Bir İlişkiyi Az Seven Yönetir
Bir ilişkiyi daha az seven yönetir. Bu durum sadece sevgili ilişkisi için değil, her insan ilişkisi için geçerlidir. Çünkü çok seven kişi, az seven kişiyi kaybetmemek adına çoğu şeyi kabul etme eğilimindedir. Bu nedenle, az seven kişi, çok seven kişinin iplerini kolayca eline alabilir. Eğer kendini böyle bir durum içerisinde görüyorsan bir şeyler yanlış gidiyordur. Bulunduğun durumu sorgula ve hak ettiği kadar sev!
Sensiz Ben Nefes Alamam
Sensiz ben nefes alamam, yaşayamam. Bu cümleyi belki de çoğu sevgili ilişkisinde söyleniyor ama herkes bir başkası olmadan da nefes alabiliyor. Eğer hayatının merkezine koyduğun kişi gittiğinde her şeyin kötü gideceğini hatta yaşamayacağını düşünüyorsan yanılıyorsun. Nasıl ki en kötü gecenin bile bir sabahı varsa bu durumun da bir çıkış yolu var. Kendine güven ve kendi yolunu çiz!

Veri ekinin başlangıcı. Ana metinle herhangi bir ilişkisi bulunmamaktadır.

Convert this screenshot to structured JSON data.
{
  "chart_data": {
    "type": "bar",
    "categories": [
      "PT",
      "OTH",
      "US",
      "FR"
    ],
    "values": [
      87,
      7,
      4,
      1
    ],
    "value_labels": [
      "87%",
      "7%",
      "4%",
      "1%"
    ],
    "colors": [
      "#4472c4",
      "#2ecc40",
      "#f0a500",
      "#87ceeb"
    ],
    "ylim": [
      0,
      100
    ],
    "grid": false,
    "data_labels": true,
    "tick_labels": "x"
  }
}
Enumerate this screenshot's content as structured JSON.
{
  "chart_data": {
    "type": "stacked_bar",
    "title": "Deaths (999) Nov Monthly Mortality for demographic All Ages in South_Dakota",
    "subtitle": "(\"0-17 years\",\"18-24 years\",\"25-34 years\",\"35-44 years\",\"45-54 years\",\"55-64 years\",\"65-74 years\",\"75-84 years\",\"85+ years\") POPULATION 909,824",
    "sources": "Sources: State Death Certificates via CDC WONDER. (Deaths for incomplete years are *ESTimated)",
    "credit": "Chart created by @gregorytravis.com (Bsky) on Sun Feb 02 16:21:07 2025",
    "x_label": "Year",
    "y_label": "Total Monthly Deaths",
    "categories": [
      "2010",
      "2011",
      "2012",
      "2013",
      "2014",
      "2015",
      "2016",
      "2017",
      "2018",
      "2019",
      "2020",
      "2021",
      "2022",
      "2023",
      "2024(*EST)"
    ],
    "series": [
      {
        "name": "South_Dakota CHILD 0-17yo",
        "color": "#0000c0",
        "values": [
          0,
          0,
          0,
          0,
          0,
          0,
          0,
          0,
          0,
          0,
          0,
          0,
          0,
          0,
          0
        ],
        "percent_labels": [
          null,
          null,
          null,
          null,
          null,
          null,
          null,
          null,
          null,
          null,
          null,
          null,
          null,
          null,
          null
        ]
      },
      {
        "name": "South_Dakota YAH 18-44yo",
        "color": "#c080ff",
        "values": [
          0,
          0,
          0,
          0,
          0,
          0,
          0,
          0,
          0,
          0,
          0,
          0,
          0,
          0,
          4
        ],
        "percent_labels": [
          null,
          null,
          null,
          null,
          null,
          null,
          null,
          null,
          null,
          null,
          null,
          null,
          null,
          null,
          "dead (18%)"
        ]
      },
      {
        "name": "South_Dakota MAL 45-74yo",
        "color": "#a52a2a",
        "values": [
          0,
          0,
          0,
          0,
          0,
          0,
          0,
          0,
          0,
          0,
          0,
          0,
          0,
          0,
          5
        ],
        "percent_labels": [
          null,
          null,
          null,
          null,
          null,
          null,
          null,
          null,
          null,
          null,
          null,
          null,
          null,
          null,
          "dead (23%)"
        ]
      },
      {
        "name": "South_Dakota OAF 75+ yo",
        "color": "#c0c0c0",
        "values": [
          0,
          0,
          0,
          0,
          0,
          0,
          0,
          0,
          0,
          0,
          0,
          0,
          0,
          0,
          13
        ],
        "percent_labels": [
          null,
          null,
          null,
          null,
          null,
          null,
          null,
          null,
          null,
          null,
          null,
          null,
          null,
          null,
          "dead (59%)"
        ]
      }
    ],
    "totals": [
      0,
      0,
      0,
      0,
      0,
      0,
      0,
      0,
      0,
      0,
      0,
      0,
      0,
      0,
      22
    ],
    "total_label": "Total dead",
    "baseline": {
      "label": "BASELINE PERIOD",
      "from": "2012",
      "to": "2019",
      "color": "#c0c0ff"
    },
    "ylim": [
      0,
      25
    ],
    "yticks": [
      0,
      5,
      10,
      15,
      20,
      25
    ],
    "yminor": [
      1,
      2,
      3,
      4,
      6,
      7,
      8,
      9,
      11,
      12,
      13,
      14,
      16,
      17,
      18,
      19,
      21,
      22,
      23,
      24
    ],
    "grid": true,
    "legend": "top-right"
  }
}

Bazen Hiçbir Şey Daha İyidir
Herkesin yaptığı bir şeyi yapmak zorunda değilsin. Hayatına bir insanı dahil etmek zorunda değilsin. Bazen durup kendine düşünme fırsatı vermek, zoraki kararlar almaktan daha iyidir.
Tecrübelere Kulak As
Bir insanı hayatının merkezine koymanın yanlış bir davranış olduğunu çoğu insan söylüyor. Gerek sosyal medyada gerekse sosyal hayatta hikayelerini paylaşıyorlar. Onlardan ders al ve ona göre davran. Amerika’yı tekrar keşfetmeye gerek yok.
Anla ve Uyan
Belki de şu an farkında olmadan birisini ya da birilerini hayatının merkezine koymuş bir durumdasın. Her ne kadar bundan zarar görsen de daha kötüsünü yaşayacağını düşünerek bu durumdan vazgeçmiyorsun. Unutma ki kendini ön plana koyarak alacağın bir yol, gün sonunda sana daha fazla kâr getirecektir. Bu nedenle önce bulunduğun durumu anlamaya çalış. Sonra da hedeflerine ilerle!
“İnsan ancak anladığı şeyleri duyar.”
– Goethe
“Rüyaları gerçekleştirmenin en iyi yolu uyanmaktır.”